El desgraciado suceso ocurrió minutos después de las 20 y tuvo como escenario una casa de calle Baigorria 283 Norte en el B° Soldado Argentino, en Marquesado, Rivadavia. El menor Paul Damián Maqueda Herrera (13) quedó sin vida arriba del techo de la vivienda, donde vivía con un hermano mayor, sus padres y abuelos, revelaron fuentes de la Seccional 30ma y los vecinos.

En el fondo de ese domicilio funciona una carpintería de la familia. Justamente la conexión trifásica que llevaba corriente para las máquinas del taller, cuyos cables atraviesa por el techo, ocasionó la tragedia, dijeron en la Policía. Aparentemente la instalación era precaria, indicaron.

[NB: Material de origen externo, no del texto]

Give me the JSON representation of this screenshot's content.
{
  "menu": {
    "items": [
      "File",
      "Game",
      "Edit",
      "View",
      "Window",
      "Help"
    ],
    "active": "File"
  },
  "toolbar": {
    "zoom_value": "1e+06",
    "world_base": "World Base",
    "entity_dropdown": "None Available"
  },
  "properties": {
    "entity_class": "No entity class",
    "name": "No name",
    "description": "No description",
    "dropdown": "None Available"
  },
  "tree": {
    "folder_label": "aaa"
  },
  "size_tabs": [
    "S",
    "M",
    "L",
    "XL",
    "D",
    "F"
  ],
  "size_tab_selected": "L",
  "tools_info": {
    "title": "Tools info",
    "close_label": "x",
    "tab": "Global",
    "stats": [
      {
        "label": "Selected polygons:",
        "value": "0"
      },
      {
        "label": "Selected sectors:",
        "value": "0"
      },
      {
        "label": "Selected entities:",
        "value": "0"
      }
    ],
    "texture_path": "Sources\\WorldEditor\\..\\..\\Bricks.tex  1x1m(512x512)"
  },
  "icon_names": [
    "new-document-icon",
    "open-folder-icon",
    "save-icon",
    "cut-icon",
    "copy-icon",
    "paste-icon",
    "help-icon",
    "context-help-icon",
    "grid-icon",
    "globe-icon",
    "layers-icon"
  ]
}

La desgracia quiso que el chico subiera inocentemente arriba de la casa. Andaba en ojotas. Los vecinos dijeron que solía hacerlo. Los datos recabados por los uniformados indican que se subió ahí para fumar un cigarrillo, ya que no quería que su familia lo viera. Fue entonces que tocó los cables y recibió la descarga de energía, comentó un jefe policial.

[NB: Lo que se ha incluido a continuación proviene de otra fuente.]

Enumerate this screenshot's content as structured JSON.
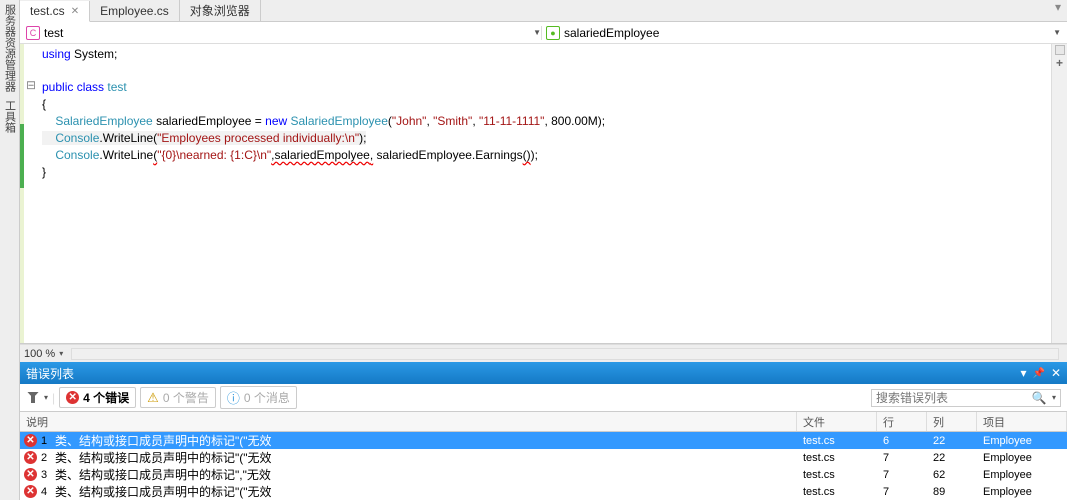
{
  "side": {
    "item1": "服务器资源管理器",
    "item2": "工具箱"
  },
  "tabs": {
    "t1": "test.cs",
    "t2": "Employee.cs",
    "t3": "对象浏览器"
  },
  "nav": {
    "left": "test",
    "right": "salariedEmployee"
  },
  "code": {
    "l1a": "using",
    "l1b": " System;",
    "l3a": "public class",
    "l3b": " test",
    "l4": "{",
    "l5a": "    SalariedEmployee",
    "l5b": " salariedEmployee = ",
    "l5c": "new",
    "l5d": " SalariedEmployee",
    "l5e": "(",
    "l5f": "\"John\"",
    "l5g": ", ",
    "l5h": "\"Smith\"",
    "l5i": ", ",
    "l5j": "\"11-11-1111\"",
    "l5k": ", 800.00M);",
    "l6a": "    Console",
    "l6b": ".WriteLine(",
    "l6c": "\"Employees processed individually:\\n\"",
    "l6d": ");",
    "l7a": "    Console",
    "l7b": ".WriteLine",
    "l7c": "(",
    "l7d": "\"{0}\\nearned: {1:C}\\n\"",
    "l7e": ",salariedEmpolyee",
    "l7f": ",",
    "l7g": " salariedEmployee.Earnings",
    "l7h": "()",
    "l7i": ");",
    "l8": "}"
  },
  "zoom": "100 %",
  "errlist": {
    "title": "错误列表",
    "btn_err": "4 个错误",
    "btn_warn": "0 个警告",
    "btn_info": "0 个消息",
    "search_ph": "搜索错误列表",
    "h_desc": "说明",
    "h_file": "文件",
    "h_line": "行",
    "h_col": "列",
    "h_proj": "项目",
    "rows": [
      {
        "n": "1",
        "d": "类、结构或接口成员声明中的标记\"(\"无效",
        "f": "test.cs",
        "l": "6",
        "c": "22",
        "p": "Employee"
      },
      {
        "n": "2",
        "d": "类、结构或接口成员声明中的标记\"(\"无效",
        "f": "test.cs",
        "l": "7",
        "c": "22",
        "p": "Employee"
      },
      {
        "n": "3",
        "d": "类、结构或接口成员声明中的标记\",\"无效",
        "f": "test.cs",
        "l": "7",
        "c": "62",
        "p": "Employee"
      },
      {
        "n": "4",
        "d": "类、结构或接口成员声明中的标记\"(\"无效",
        "f": "test.cs",
        "l": "7",
        "c": "89",
        "p": "Employee"
      }
    ]
  }
}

Minutos más tarde, uno de sus familiares empezó a buscarlo y descubrieron que estaba en el techo, pero no respondía. Para cuando llegó un equipo médico, nada pudieron hacer por él dado que estaba muerto. Los policías de la Seccional 30ma y personal de Criminalística realizaron anoche una inspección en el lugar para luego retirar el cadáver.